Etre pauvre tout en ayant un travail, c'est une réalité au Luxembourg aussi. "Un peu plus d'une personne sur dix serait concernée par le risque de "pauvreté laborieuse" au Grand-Duché." Au niveau européen, nous nous classons deuxième, derrière la Roumanie. "Et la situation n'aurait cessé d'empirer ces dernières années", selon Carole Reckinger.
Est officiellement considéré comme "travailleur pauvre" celui qui, après transferts sociaux, gagne moins de 60% du revenu médian et qui a travaillé au moins pendant les sept derniers mois.
Les frontaliers, qui représentent plus de 40% des salariés au Luxembourg, ne sont pas pris en compte.
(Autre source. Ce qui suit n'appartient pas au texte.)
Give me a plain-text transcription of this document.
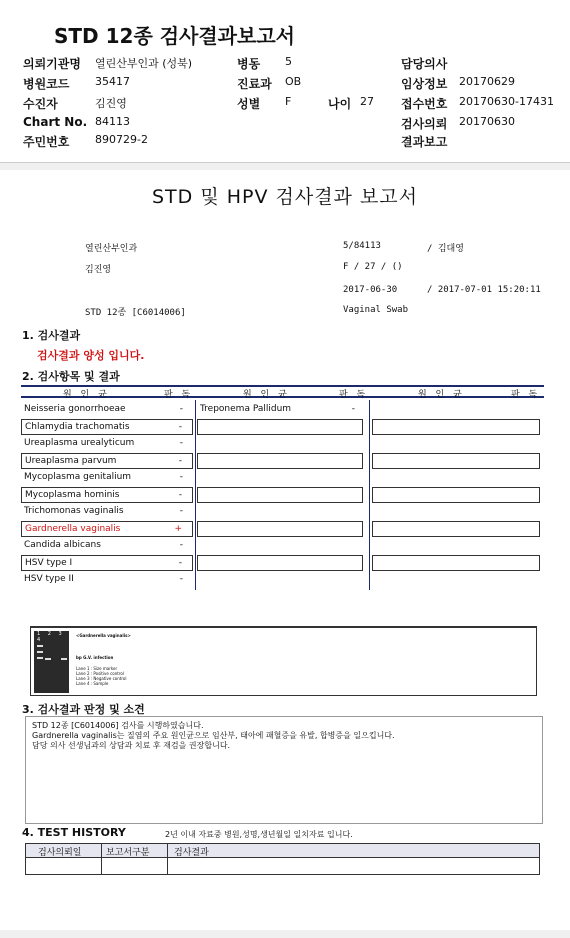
STD 12종 검사결과보고서
의뢰기관명 열린산부인과 (성북)	병동 5	담당의사
병원코드 35417	진료과 OB	임상정보 20170629
수진자	김진영	성별 F	나이 27 접수번호 20170630-17431
Chart No. 84113	검사의뢰 20170630
주민번호 890729-2	결과보고
STD 및 HPV 검사결과 보고서
열린산부인과	5/84113	/ 김대영
김진영	F / 27 / ()
2017-06-30	/ 2017-07-01 15:20:11
STD 12종 [C6014006]	Vaginal Swab
1. 검사결과
검사결과 양성 입니다.
2. 검사항목 및 결과
원 인 균	판 독	원 인 균	판 독	원 인 균	판 독
Neisseria gonorrhoeae	-
Chlamydia trachomatis	-
Ureaplasma urealyticum	-
Ureaplasma parvum	-
Mycoplasma genitalium	-
Mycoplasma hominis	-
Trichomonas vaginalis	-
Gardnerella vaginalis	+
Candida albicans	-
HSV type I	-
HSV type II	-
Treponema Pallidum	-
1 2 3 4
<Gardnerella vaginalis>
bp G.V. infection
Lane 1 : Size marker
Lane 2 : Positive control
Lane 3 : Negative control
Lane 4 : Sample
3. 검사결과 판정 및 소견
STD 12종 [C6014006] 검사를 시행하였습니다.
Gardnerella vaginalis는 질염의 주요 원인균으로 임산부, 태아에 패혈증을 유발, 합병증을 일으킵니다.
담당 의사 선생님과의 상담과 치료 후 재검을 권장합니다.
4. TEST HISTORY	2년 이내 자료중 병원,성명,생년월일 일치자료 입니다.
검사의뢰일	보고서구분	검사결과
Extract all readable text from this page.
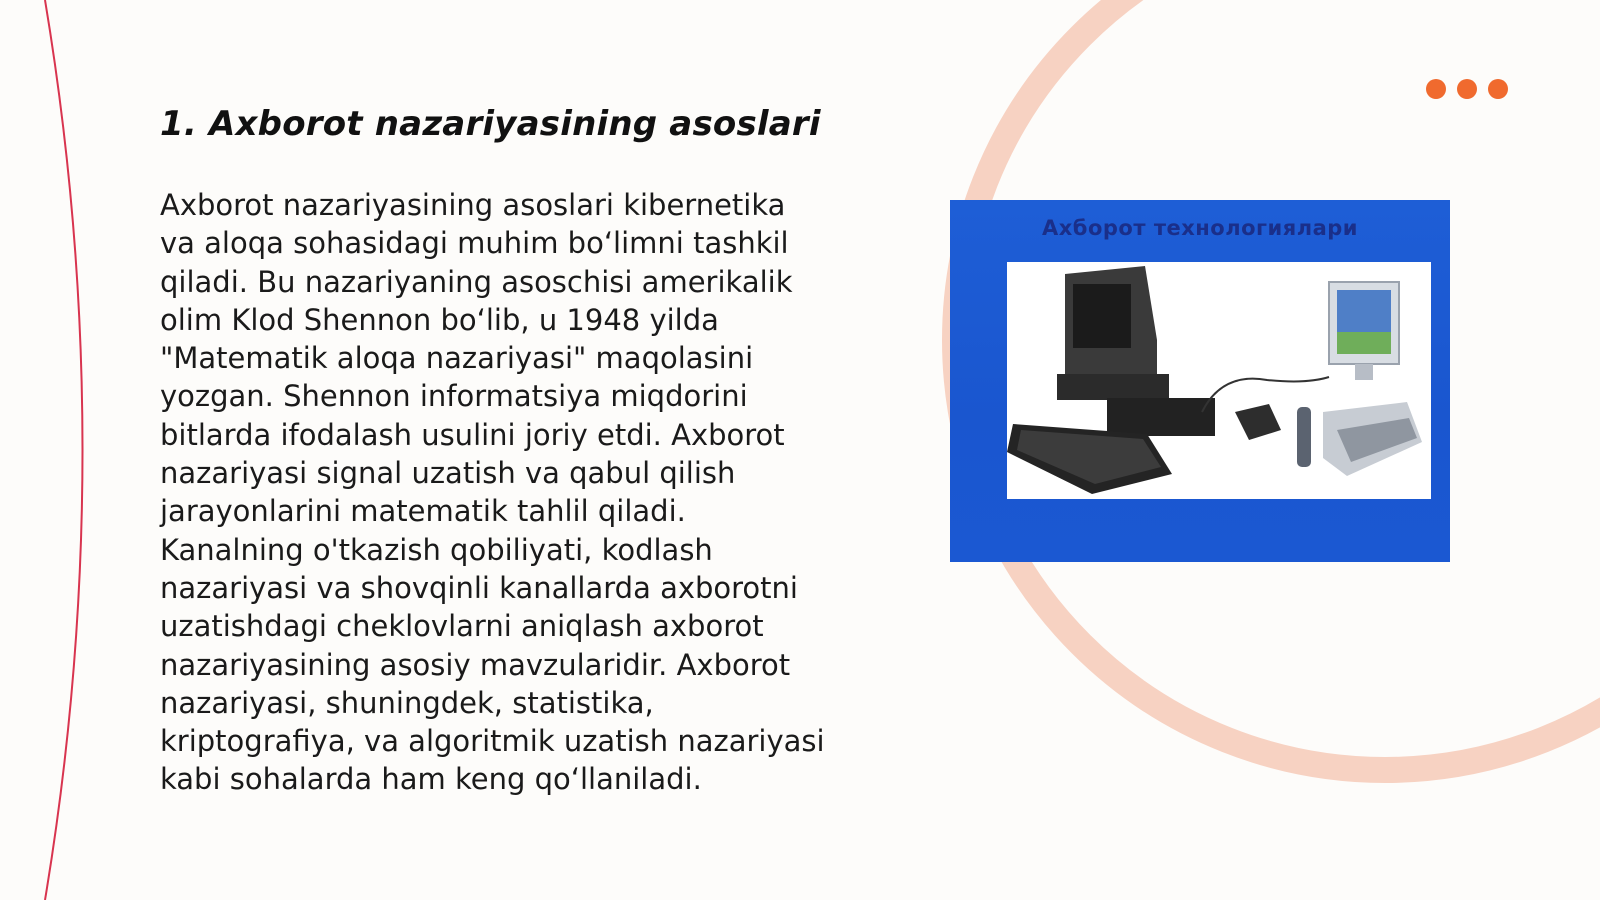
1. Axborot nazariyasining asoslari

Axborot nazariyasining asoslari kibernetika
va aloqa sohasidagi muhim bo‘limni tashkil
qiladi. Bu nazariyaning asoschisi amerikalik
olim Klod Shennon bo‘lib, u 1948 yilda
"Matematik aloqa nazariyasi" maqolasini
yozgan. Shennon informatsiya miqdorini
bitlarda ifodalash usulini joriy etdi. Axborot
nazariyasi signal uzatish va qabul qilish
jarayonlarini matematik tahlil qiladi.
Kanalning o'tkazish qobiliyati, kodlash
nazariyasi va shovqinli kanallarda axborotni
uzatishdagi cheklovlarni aniqlash axborot
nazariyasining asosiy mavzularidir. Axborot
nazariyasi, shuningdek, statistika,
kriptografiya, va algoritmik uzatish nazariyasi
kabi sohalarda ham keng qo‘llaniladi.

Ахборот технологиялари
Par conséquent, les statistiques ne reflètent pas complètement la réalité. Nous ne connaissons absolument pas les vrais chiffres, selon Carole Reckinger. "Beaucoup de gens, faute de revenus suffisants, iraient habiter de l'autre côté de la frontière en raison du coût élevé du logement."
Selon Caritas, les jeunes de 18 à 24 ans et les familles monoparentales sont particulièrement touchés par la "pauvreté laborieuse" au Luxembourg, tout comme les personnes qui travaillent à temps partiel ou qui ont un CDD ainsi que les ménages qui n'ont qu'un seul salaire.
La gravité de la situation s'expliquerait par plusieurs facteurs. Une des causes principales est le coût du logement au Luxembourg, d'après Carole Reckinger. Quand une grande partie du salaire est consacrée au logement.
Les politiques ne prendraient pas suffisamment au sérieux le problème. Il n'y aurait "aucune mesure spécifique pour lutter contre la pauvreté", alors qu'une réforme fiscale, par exemple, aiderait, considère la responsable pour les questions politiques de Caritas. Il faudrait enfin agir contre les nombreuses injustices de notre système fiscal. Comme le fait que les salaires soient imposés à 100%, mais le capital seulement à 50%.
Les barèmes fiscaux devraient être immédiatement élargis vers le haut et les familles monoparentales devraient bénéficier de réductions fiscales. Même sans réforme fiscale fondamentale, il devrait être possible pour les parents isolés, qui sont potentiellement les plus concernés par le risque de pauvreté, de pouvoir conserver dans la durée leur ancienne tranche d'imposition 2.
L'adaptation des barèmes fiscaux à l'inflation ne pourrait plus être davantage reportée.
Sur cette question, tout comme sur le climat, les politiques manqueraient de vision à long terme. Nous aurions pourtant "besoin d'une vision de l'avenir socialement juste et écologique."
Carole Reckinger qualifie les mesures issues de la Tripartite de "ponctuelles, limitées dans le temps" et décidées dans l'urgence. Ce qui manquerait, c'est une discussion approfondie sur la façon dont nous voulons vivre dans ce pays.